Remember, we said to keep in mind how the worm bin works? It’s the bacteria that feeds first. If a billion bacteria can fit on the head of a straight pin, how fast can they digest a big a piece of organic matter? Think of a forest floor it’s like your worm bin. What decomposes faster a tree limb or a twig? In your worm bin, chunks of cardboard or millions of little pieces of cardboard? Remember aeration, how do you get chunks of wet cardboard fluffy. Ah, did the light come on? Why, it’s a paper shredder of course. Yes, but not just any old E-bay or Walmart special will cut it.
Here at Swampy’s Worm Farm, we shred cardboard daily. We can’t afford a commercial grade and size shredder costing thousands of dollars. They are also not in the scale of our business. But we were buying the run of the mill 10 to 20 sheet shredders 3 at a time until I found this paper shredder. Wow, what a workhorse. It’s backed by a seven-year warranty. Let that sink in – a seven-year warranty on an electrical office product. An office computer or copier doesn’t have a warranty that comes close. Not only is it a solid paper shredder, it also turns cardboard boxes into fluffy micro size pieces. Yes, fluffy – the little pieces come out looking like little springs. Even when wet they are light, fluffy and don’t compact easily.
Now, Swampy’s is a family business and we have three shredder technicians Miley age 5 years, Chloe age 3 years and Sophie the master technician at 14 months of age. Folks this shredder is simple to operate and safe. They can’t get their little fingers anywhere near the blades. My three granddaughters run the shredding operation while watching cartoons, yes, they can multitask. I bought each of them their own shredder. The oldest one has been running hers over three years now and they don’t go in a Walmart and come out empty handed.

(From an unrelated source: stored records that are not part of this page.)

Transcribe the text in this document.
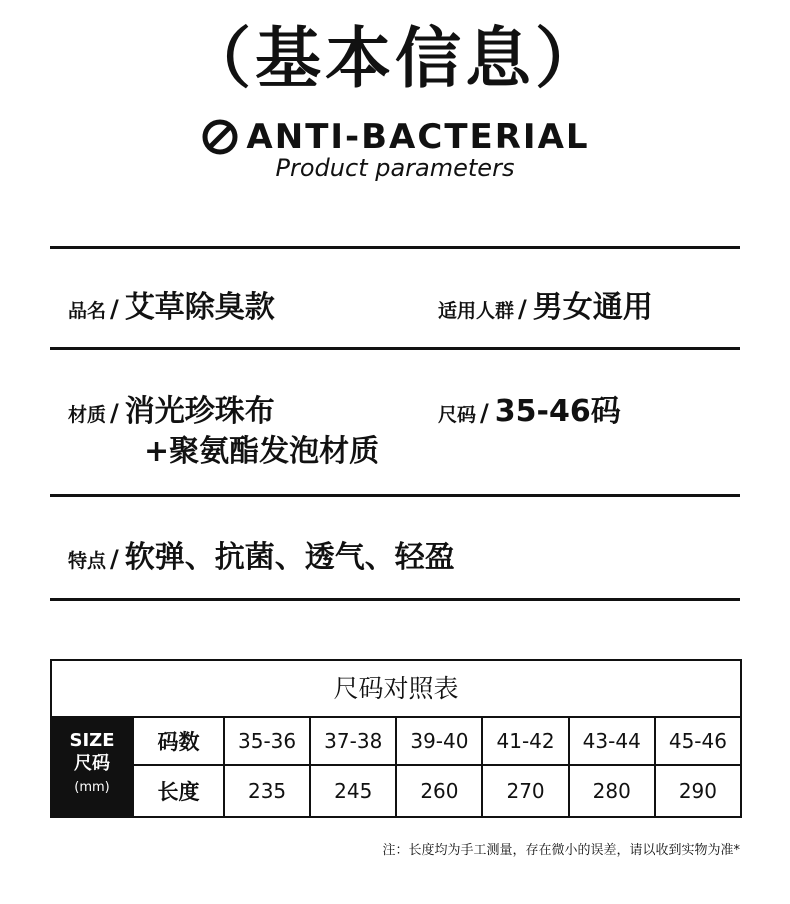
（基本信息）
ANTI-BACTERIAL
Product parameters
品名 / 艾草除臭款	适用人群 / 男女通用
材质 / 消光珍珠布
+聚氨酯发泡材质
尺码 / 35-46码
特点 / 软弹、抗菌、透气、轻盈
尺码对照表
SIZE
尺码
(mm)
码数	35-36	37-38	39-40	41-42	43-44	45-46
长度	235	245	260	270	280	290
注：长度均为手工测量，存在微小的误差，请以收到实物为准*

Cardboard has a Neutral PH
Or maybe slightly alkaline and here at Swampy’s our greens are mostly rabbit manure, also neutral. So, if your using food scraps that are close to neutral in PH with cardboard for bedding, you will have eliminated one of the problems that causes some of the most mysterious and difficult to diagnose and correct adverse conditions in a worm bin.
Cardboard is Carbon-based.
Wikipedia defines carbon as a key component of all known life on Earth. A healthy worm bin is home to billions of living bacteria who rely on carbon-based organic matter for food. These elements sustain life and are transformed by worms into a rich humus material that feed plants that feed us.
Compare the Best Worm Bedding to other material.
Let’s compare cardboard to coconut coir and peat moss. Coconut Coir can be salty, high in sodium and potassium which can lead to calcium or magnesium deficiencies unless properly treated and it’s NOT FREE. Peat Moss has a PH around 5. It’s hydrophobic meaning if allowed to dry out it will be slow to accept water, remember maintaining consistent moisture levels and it’s NOT FREE.
Over a short period of time depending on the size of your worm farm, the cost of these popular bedding materials can pay for a quality paper shredder.